Selanjutnya, Al Araf menjelaskan, kebebasan sipil secara faktual terancam. “Kriminalisasi atas pegiat HAM terjadi, seperti kasus Haris Azhar dan Fatia Maulidiyanti,” kata dia.
Pemerintahan tidak tunduk pada peraturan perundang-undangan.
“Yang terjadi, justru jalannya pemerintahan dilakukan dengan mengakali peraturan perundang-undangan.”
Dalam kondisi tsrsebut, Al Araf menyatakan, power sharing tidak terjadi. Yang ada kooptasi atas cabang-cabang kekuasaan.
“Bahkan terjadi intimidasi terhadap kekuasaan yang berbeda dengan kekuasaan politik Jokowi,” ucap dia.
Sekretaris Jenderal Perhimpunan Bantuan Hukum dan Hak Asasi Manusia Indonesia atau PBHI Gina Sabrina, menjelaskan catatan tanda “demokrasi illiberal” dari dari beberapa indikator. Ditandai dengan ciri upaya partisan dengan memanfaatkan lembaga negara yang lahir dari reformasi menjadi instrumentalisasi kekuasaan.
Politisasi hukum, politik sandra, terhadap oposisi dan melawan oposisi, di akar rumput hingga politisasi militer.
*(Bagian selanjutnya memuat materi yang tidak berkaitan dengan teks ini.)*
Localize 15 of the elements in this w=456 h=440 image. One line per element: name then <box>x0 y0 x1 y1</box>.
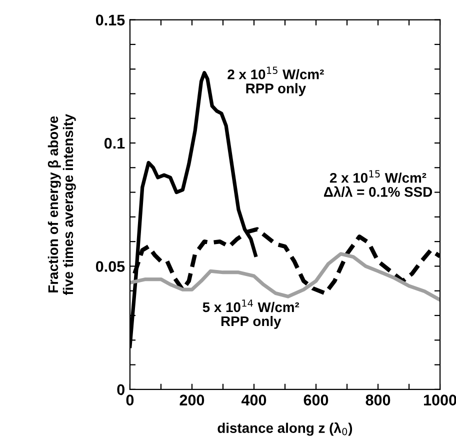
x-axis-title: distance along z (λ$_{0}$) <box>218 422 352 436</box>
y-tick-label: 0 <box>117 384 124 396</box>
y-axis-title: Fraction of energy β above five times average intensity <box>48 114 76 296</box>
x-tick-label: 200 <box>180 394 204 406</box>
x-tick-label: 0 <box>126 394 134 406</box>
x-tick-label: 600 <box>304 394 328 406</box>
annotation: 5 x 10$^{14}$ W/cm² RPP only <box>202 300 300 329</box>
annotation: 2 x 10$^{15}$ W/cm² RPP only <box>228 66 324 96</box>
y-tick-label: 0.1 <box>104 138 125 149</box>
x-tick-label: 400 <box>241 394 266 406</box>
annotation: 2 x 10$^{15}$ W/cm² Δλ/λ = 0.1% SSD <box>324 170 432 197</box>
x-tick-label: 1000 <box>424 394 456 406</box>
y-tick-label: 0.05 <box>96 261 125 272</box>
x-tick-label: 800 <box>366 394 390 406</box>
y-tick-label: 0.15 <box>96 14 125 26</box>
PBHI, kata Gina, mencatat berbagai peristiwa kemunduran demokrasi ini telah dimulai pasca-Pemilu 2019. Dimulai dari konsolidasi lawan pemilu menjadi sekutu, termasuk partai lawan mengkonsolidasikan kekuatan dan mengkooptasi lembaga negara.
Menurut dia, “step back” demokrasi itu diskenario dengan sangat rapi mulai dari isu perpanjangan tiga periode, penjabat daerah dari TNI, Polri, hingga inkumben di belakang layar. Selain itu, puncak pembajakan Mahkamah Konstitusi dengan penambahan batas syarat pencalonan, dilanjutkan dengan skenario “pengkondisian” pemilu.
“Seperti pelibatan aparat pertahanan dan keamanan dalam proses kampanye,” tutur Gina.
Penerbitan Peraturan Presiden Nomor 52 Tahun 2023 tentang cuti kampanye, perubahan UU ITE. Menurut dia, itu dilakukan untuk membungkam kelompok kritis terhadap pemilu, hingga wacana pemilihan tidak langsung dalam Rancangan Undang-Undang Daerah Khusus Jakarta.